As negociações quase tinham colapsado anteriormente, após um grupo de cerca de 80 países vulneráveis às mudanças climáticas abandonar uma reunião crítica. A plenária final foi suspensa várias vezes para permitir conversas informais entre os países, com ministros e chefes de delegações reunidos em grupos na enorme sala de reuniões, examinando possíveis compromissos.
As novas propostas incluíam um aspecto-chave das conversas das autoridades na noite de sexta-feira: um plano para preencher a lacuna entre o valor mais baixo que os países ricos estavam dispostos a oferecer e o US$ 1,3 trilhão que economistas dizem ser necessário em financiamento climático internacional para o mundo em desenvolvimento.
A cargo da chamada de “rota de Baku a Belém para o 1,3 trilhão”, as equipes do Azerbaijão e do Brasil, que lideram a COP29 e a COP30, respectivamente, tinham a tarefa de encontrar maneiras de aumentar o financiamento.
Havia também uma promessa de revisar a meta novamente em cinco anos, uma menção especial às necessidades das ilhas de baixa altitude (mais ameaçadas pelo aumento do nível do mar devido ao aquecimento global) e dos países mais pobres, além de uma concessão de que o valor deveria ser especificado como “pelo menos” US$ 300 bilhões.
Segundo autoridades europeias, ajustar esse valor pela inflação —que poderia cortar mais de US$ 30 bilhões do total— ajudou a angariar apoio dos ministérios das finanças de nações desenvolvidas.
Ralph Regenvanu, enviado climático de Vanuatu, refletiu a visão das pequenas nações insulares de que o compromisso final era “insuficiente”.
“Com base em nossa experiência com tais promessas, sabemos que não serão cumpridas”, disse ele, referindo-se à meta de financiamento anterior, de US$ 100 bilhões, que foi estabelecida há mais de uma década e alcançada com dois anos de atraso.
Mas Ryan Neelam, diretor do programa de opinião pública e política externa do think tank Lowy Institute, disse que as nações em desenvolvimento sabiam que a “direção política de muitos [países ocidentais] não estava a seu favor”.

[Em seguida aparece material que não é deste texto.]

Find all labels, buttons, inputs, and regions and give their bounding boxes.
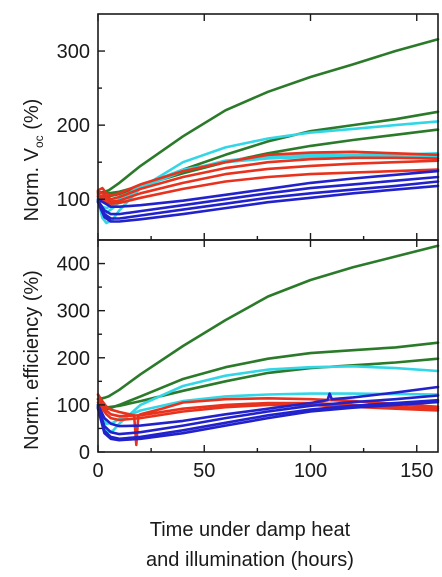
top-series-line-11 bbox=[96, 175, 440, 216]
bottom-panel: 0 100 200 300 400 0 50 100 150 bbox=[57, 239, 440, 482]
bottom-y-tick-label: 400 bbox=[57, 254, 90, 276]
top-series-line-10 bbox=[96, 169, 440, 208]
top-series-line-3 bbox=[96, 120, 440, 225]
top-panel: 100 200 300 bbox=[57, 13, 440, 241]
top-series-line-9 bbox=[96, 168, 440, 205]
xlabel-line1: Time under damp heat bbox=[150, 519, 351, 541]
bottom-plot-frame bbox=[97, 239, 439, 453]
bottom-y-tick-label: 300 bbox=[57, 301, 90, 323]
bottom-x-tick-label: 50 bbox=[193, 460, 215, 482]
bottom-series-line-0 bbox=[96, 244, 440, 401]
bottom-y-tick-label: 0 bbox=[79, 442, 90, 464]
bottom-y-tick-label: 100 bbox=[57, 395, 90, 417]
top-y-tick-label: 100 bbox=[57, 189, 90, 211]
top-series-line-12 bbox=[96, 180, 440, 220]
bottom-series-line-4 bbox=[96, 392, 440, 425]
bottom-y-tick-label: 200 bbox=[57, 348, 90, 370]
top-series-line-7 bbox=[96, 156, 440, 201]
top-y-tick-label: 200 bbox=[57, 115, 90, 137]
top-series-line-13 bbox=[96, 184, 440, 223]
bottom-ylabel: Norm. efficiency (%) bbox=[21, 270, 43, 450]
top-y-tick-label: 300 bbox=[57, 41, 90, 63]
bottom-x-tick-label: 0 bbox=[92, 460, 103, 482]
bottom-x-tick-label: 150 bbox=[400, 460, 433, 482]
bottom-series-line-11 bbox=[96, 400, 440, 442]
top-series-line-8 bbox=[96, 159, 440, 203]
top-series-line-0 bbox=[96, 37, 440, 195]
bottom-x-tick-label: 100 bbox=[294, 460, 327, 482]
xlabel-line2: and illumination (hours) bbox=[146, 549, 354, 571]
top-ylabel: Norm. Voc (%) bbox=[21, 99, 46, 222]
bottom-series-line-9 bbox=[96, 394, 440, 436]
bottom-series-line-10 bbox=[96, 398, 440, 441]
bottom-series-line-8 bbox=[96, 385, 440, 428]
top-series-line-6 bbox=[96, 150, 440, 197]
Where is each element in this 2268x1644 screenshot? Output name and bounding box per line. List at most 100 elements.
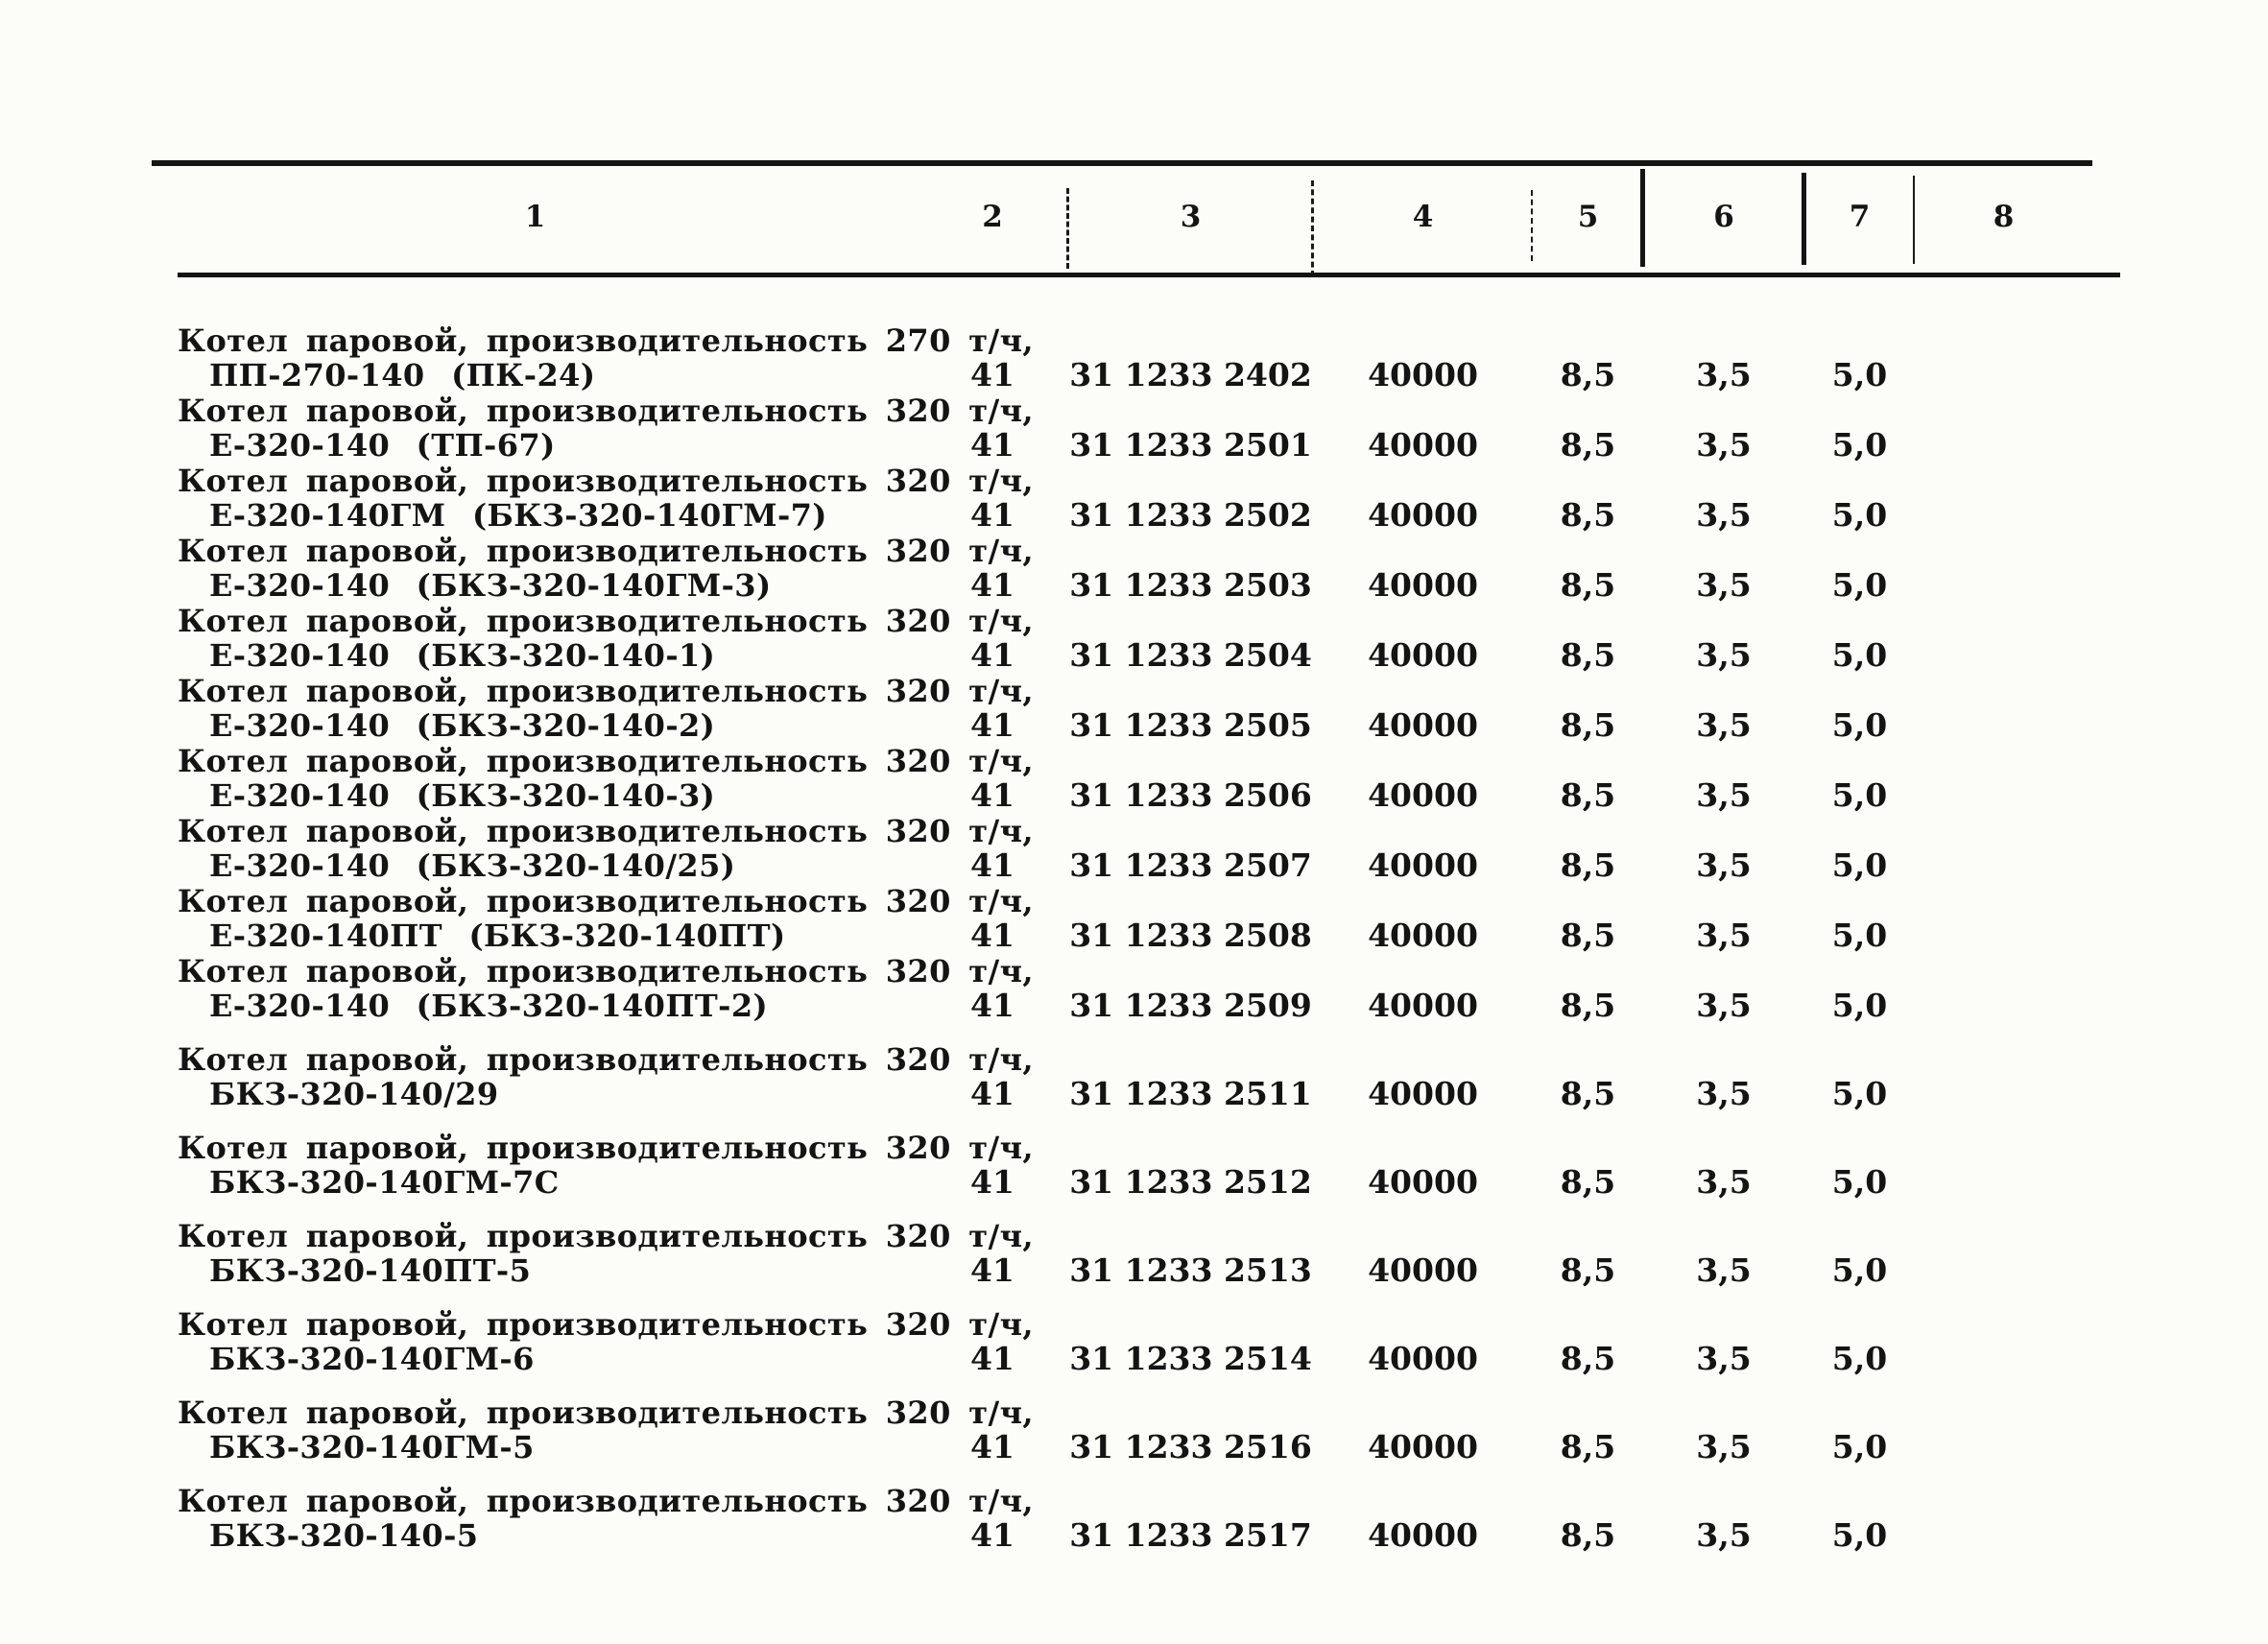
col6-value: 3,5 [1696, 1251, 1752, 1289]
col5-value: 8,5 [1560, 1075, 1616, 1112]
boiler-description-cell: Котел паровой, производительность 320 т/… [154, 1394, 1034, 1465]
col7-value: 5,0 [1831, 356, 1888, 393]
col2-value: 41 [970, 1251, 1015, 1289]
boiler-description-cell: Котел паровой, производительность 320 т/… [154, 464, 1034, 533]
col4-value: 40000 [1368, 987, 1478, 1024]
col5-value: 8,5 [1560, 1340, 1616, 1377]
table-row: Котел паровой, производительность 320 т/… [154, 1483, 2092, 1553]
boiler-description-cell: Котел паровой, производительность 320 т/… [154, 533, 1034, 604]
col5-value: 8,5 [1560, 987, 1616, 1024]
boiler-description-cell: Котел паровой, производительность 320 т/… [154, 1483, 1034, 1553]
boiler-model-line2: БКЗ-320-140ГМ-6 [209, 1341, 535, 1377]
col7-value: 5,0 [1831, 1516, 1888, 1554]
table-row: Котел паровой, производительность 320 т/… [154, 463, 2092, 533]
boiler-model-line2: БКЗ-320-140/29 [209, 1076, 499, 1112]
col2-value: 41 [970, 1075, 1015, 1112]
table-header-underline [178, 273, 2120, 277]
table-row: Котел паровой, производительность 320 т/… [154, 813, 2092, 883]
col3-code-value: 31 1233 2501 [1069, 426, 1312, 464]
col3-code-value: 31 1233 2507 [1069, 846, 1312, 884]
col7-value: 5,0 [1831, 1075, 1888, 1112]
boiler-model-line2: Е-320-140 (БКЗ-320-140ГМ-3) [209, 567, 772, 604]
table-row: Котел паровой, производительность 320 т/… [154, 673, 2092, 743]
col2-value: 41 [970, 636, 1015, 674]
boiler-description-cell: Котел паровой, производительность 320 т/… [154, 1131, 1034, 1201]
boiler-description-line1: Котел паровой, производительность 320 т/… [178, 953, 1034, 989]
col3-code-value: 31 1233 2508 [1069, 917, 1312, 954]
boiler-model-line2: Е-320-140 (БКЗ-320-140/25) [209, 847, 736, 884]
col4-value: 40000 [1368, 1251, 1478, 1289]
col6-value: 3,5 [1696, 1428, 1752, 1465]
header-separator-5-6 [1640, 169, 1645, 267]
table-row: Котел паровой, производительность 320 т/… [154, 603, 2092, 673]
boiler-description-line1: Котел паровой, производительность 320 т/… [178, 393, 1034, 429]
boiler-model-line2: БКЗ-320-140ГМ-7С [209, 1164, 560, 1201]
col5-value: 8,5 [1560, 1251, 1616, 1289]
col4-value: 40000 [1368, 1163, 1478, 1201]
col7-value: 5,0 [1831, 917, 1888, 954]
col2-value: 41 [970, 426, 1015, 464]
boiler-model-line2: Е-320-140 (БКЗ-320-140-1) [209, 637, 716, 674]
col6-value: 3,5 [1696, 356, 1752, 393]
table-header-row: 1 2 3 4 5 6 7 8 [154, 182, 2092, 251]
table-row: Котел паровой, производительность 320 т/… [154, 743, 2092, 813]
header-separator-7-8 [1913, 176, 1915, 264]
col4-value: 40000 [1368, 566, 1478, 604]
col4-value: 40000 [1368, 636, 1478, 674]
col2-value: 41 [970, 1428, 1015, 1465]
col2-value: 41 [970, 846, 1015, 884]
boiler-description-line1: Котел паровой, производительность 320 т/… [178, 1483, 1034, 1519]
boiler-description-cell: Котел паровой, производительность 320 т/… [154, 1307, 1034, 1377]
boiler-description-cell: Котел паровой, производительность 320 т/… [154, 814, 1034, 884]
boiler-description-line1: Котел паровой, производительность 320 т/… [178, 1218, 1034, 1254]
boiler-description-line1: Котел паровой, производительность 320 т/… [178, 673, 1034, 709]
boiler-description-line1: Котел паровой, производительность 270 т/… [178, 322, 1034, 359]
table-row: Котел паровой, производительность 270 т/… [154, 322, 2092, 393]
boiler-description-cell: Котел паровой, производительность 320 т/… [154, 604, 1034, 674]
col4-value: 40000 [1368, 1075, 1478, 1112]
col5-value: 8,5 [1560, 426, 1616, 464]
col2-value: 41 [970, 706, 1015, 744]
column-header-4: 4 [1412, 200, 1434, 234]
table-row: Котел паровой, производительность 320 т/… [154, 883, 2092, 953]
col7-value: 5,0 [1831, 706, 1888, 744]
col6-value: 3,5 [1696, 846, 1752, 884]
boiler-description-cell: Котел паровой, производительность 320 т/… [154, 1042, 1034, 1112]
boiler-description-line1: Котел паровой, производительность 320 т/… [178, 883, 1034, 919]
col3-code-value: 31 1233 2513 [1069, 1251, 1312, 1289]
table-top-border [152, 160, 2092, 166]
table-row: Котел паровой, производительность 320 т/… [154, 1041, 2092, 1111]
table-row: Котел паровой, производительность 320 т/… [154, 953, 2092, 1023]
col5-value: 8,5 [1560, 566, 1616, 604]
col6-value: 3,5 [1696, 917, 1752, 954]
boiler-description-cell: Котел паровой, производительность 320 т/… [154, 673, 1034, 743]
boiler-model-line2: Е-320-140ПТ (БКЗ-320-140ПТ) [209, 917, 786, 954]
col4-value: 40000 [1368, 496, 1478, 534]
col4-value: 40000 [1368, 1340, 1478, 1377]
table-row: Котел паровой, производительность 320 т/… [154, 1394, 2092, 1465]
boiler-description-cell: Котел паровой, производительность 320 т/… [154, 744, 1034, 813]
col7-value: 5,0 [1831, 1428, 1888, 1465]
col5-value: 8,5 [1560, 636, 1616, 674]
col5-value: 8,5 [1560, 776, 1616, 814]
boiler-description-cell: Котел паровой, производительность 270 т/… [154, 322, 1034, 393]
table-body: Котел паровой, производительность 270 т/… [154, 322, 2092, 1553]
col7-value: 5,0 [1831, 636, 1888, 674]
column-header-2: 2 [982, 200, 1003, 234]
col6-value: 3,5 [1696, 1163, 1752, 1201]
header-separator-2-3 [1066, 188, 1069, 269]
column-header-7: 7 [1849, 200, 1871, 234]
boiler-description-line1: Котел паровой, производительность 320 т/… [178, 1394, 1034, 1431]
col2-value: 41 [970, 496, 1015, 534]
col7-value: 5,0 [1831, 496, 1888, 534]
boiler-description-cell: Котел паровой, производительность 320 т/… [154, 953, 1034, 1023]
col6-value: 3,5 [1696, 426, 1752, 464]
boiler-description-line1: Котел паровой, производительность 320 т/… [178, 533, 1034, 569]
table-row: Котел паровой, производительность 320 т/… [154, 1306, 2092, 1376]
col6-value: 3,5 [1696, 706, 1752, 744]
col2-value: 41 [970, 1516, 1015, 1554]
table-row: Котел паровой, производительность 320 т/… [154, 1218, 2092, 1288]
col2-value: 41 [970, 356, 1015, 393]
col4-value: 40000 [1368, 917, 1478, 954]
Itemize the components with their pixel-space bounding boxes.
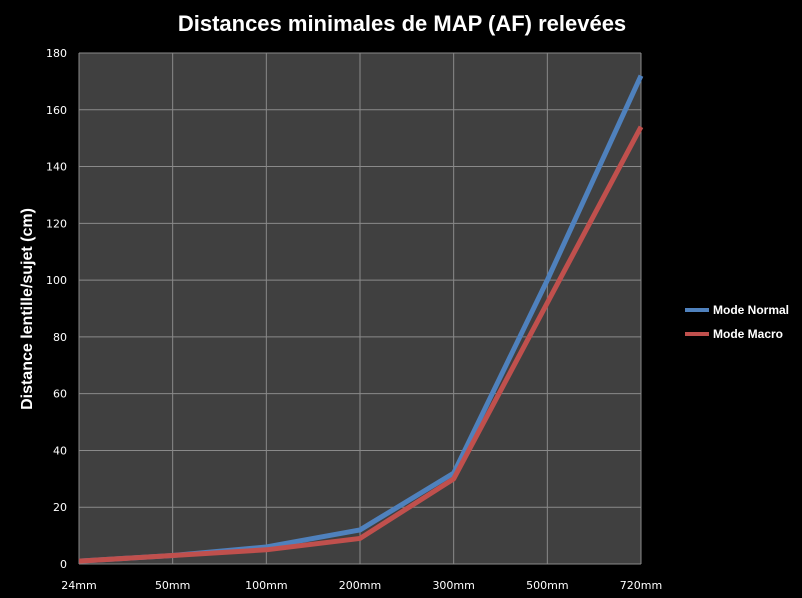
y-tick-label: 160 [46, 104, 67, 117]
series-line [78, 125, 644, 564]
y-tick-label: 40 [53, 444, 67, 457]
legend-label: Mode Normal [713, 303, 789, 317]
x-tick-label: 300mm [432, 579, 474, 592]
x-tick-label: 720mm [620, 579, 662, 592]
x-tick-label: 24mm [61, 579, 96, 592]
x-axis-ticks: 24mm 50mm 100mm 200mm 300mm 500mm 720mm [61, 579, 662, 592]
x-tick-label: 500mm [526, 579, 568, 592]
y-tick-label: 60 [53, 388, 67, 401]
y-tick-label: 80 [53, 331, 67, 344]
legend-label: Mode Macro [713, 327, 783, 341]
chart-title: Distances minimales de MAP (AF) relevées [178, 11, 626, 36]
y-tick-label: 20 [53, 501, 67, 514]
y-tick-label: 100 [46, 274, 67, 287]
x-tick-label: 200mm [339, 579, 381, 592]
x-tick-label: 50mm [155, 579, 190, 592]
y-axis-ticks: 0 20 40 60 80 100 120 140 160 180 [46, 47, 67, 571]
grid-layer [78, 52, 642, 565]
series-layer [78, 74, 644, 564]
y-tick-label: 140 [46, 161, 67, 174]
y-tick-label: 120 [46, 217, 67, 230]
legend: Mode Normal Mode Macro [685, 303, 789, 341]
y-axis-title: Distance lentille/sujet (cm) [19, 208, 36, 410]
x-tick-label: 100mm [245, 579, 287, 592]
y-tick-label: 0 [60, 558, 67, 571]
y-tick-label: 180 [46, 47, 67, 60]
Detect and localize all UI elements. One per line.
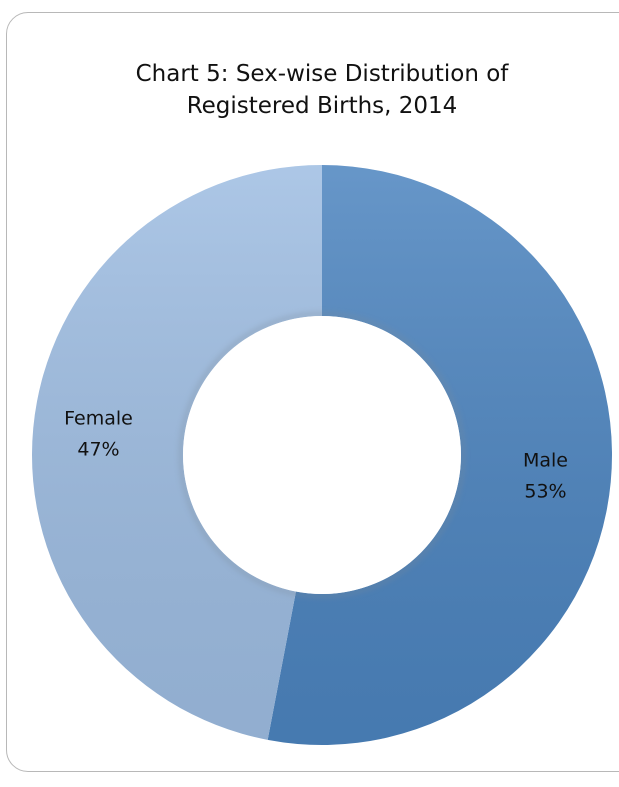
chart-frame [6, 12, 619, 772]
hole-shadow [179, 312, 465, 598]
category-label: Male [523, 450, 568, 472]
hole [183, 316, 461, 594]
value-label: 53% [524, 481, 566, 503]
value-label: 47% [77, 438, 119, 460]
slice-shade [32, 164, 322, 740]
chart-title: Chart 5: Sex-wise Distribution of Regist… [135, 61, 509, 119]
slice-shade [267, 165, 613, 745]
category-label: Female [64, 407, 133, 429]
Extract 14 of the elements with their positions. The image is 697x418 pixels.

Se não conseguissem garantir um acordo, seria “provavelmente uma discussão mais difícil nas futuras COPs sobre financiamento”, disse ele.
O acordo final depende apenas parcialmente de financiamento baseado em subsídios de nações mais ricas, mas também de uma longa lista de outros financiamentos “inovadores”.
Isso significava que instrumentos de “primeira perda” (em que instituições financeiras públicas arcam com as primeiras perdas de um investimento para atrair interesse do setor privado) aparecem ao lado de propostas para garantias, financiamento em moeda local e instrumentos de risco cambial, além de possíveis taxas como impostos sobre transporte marítimo ou aéreo, a serem discutidas.
Essa gama de opções reconhece a “mudança sistêmica” necessária no sistema financeiro para pagar pelas mudanças climáticas, disse Rob Moore, ex-negociador de financiamento climático do Reino Unido, agora no think tank E3G.
Nas horas finais da COP29, a ministra do Meio Ambiente do Brasil, Marina Silva, prometeu que a cúpula do próximo ano na cidade de Belém, na bacia amazônica, reconstruirá a confiança entre os países.
O comissário de clima da União Europeia, Wopke Hoekstra, disse ao Financial Times que espera que a diplomacia global permaneça desafiadora, mas que o avanço na COP29 deve “mover o ponteiro” para a próxima cúpula.
“Estamos vivendo tempos excepcionalmente difíceis como comunidade global. Uma vitória nesta COP é essencialmente uma vitória para a geopolítica.”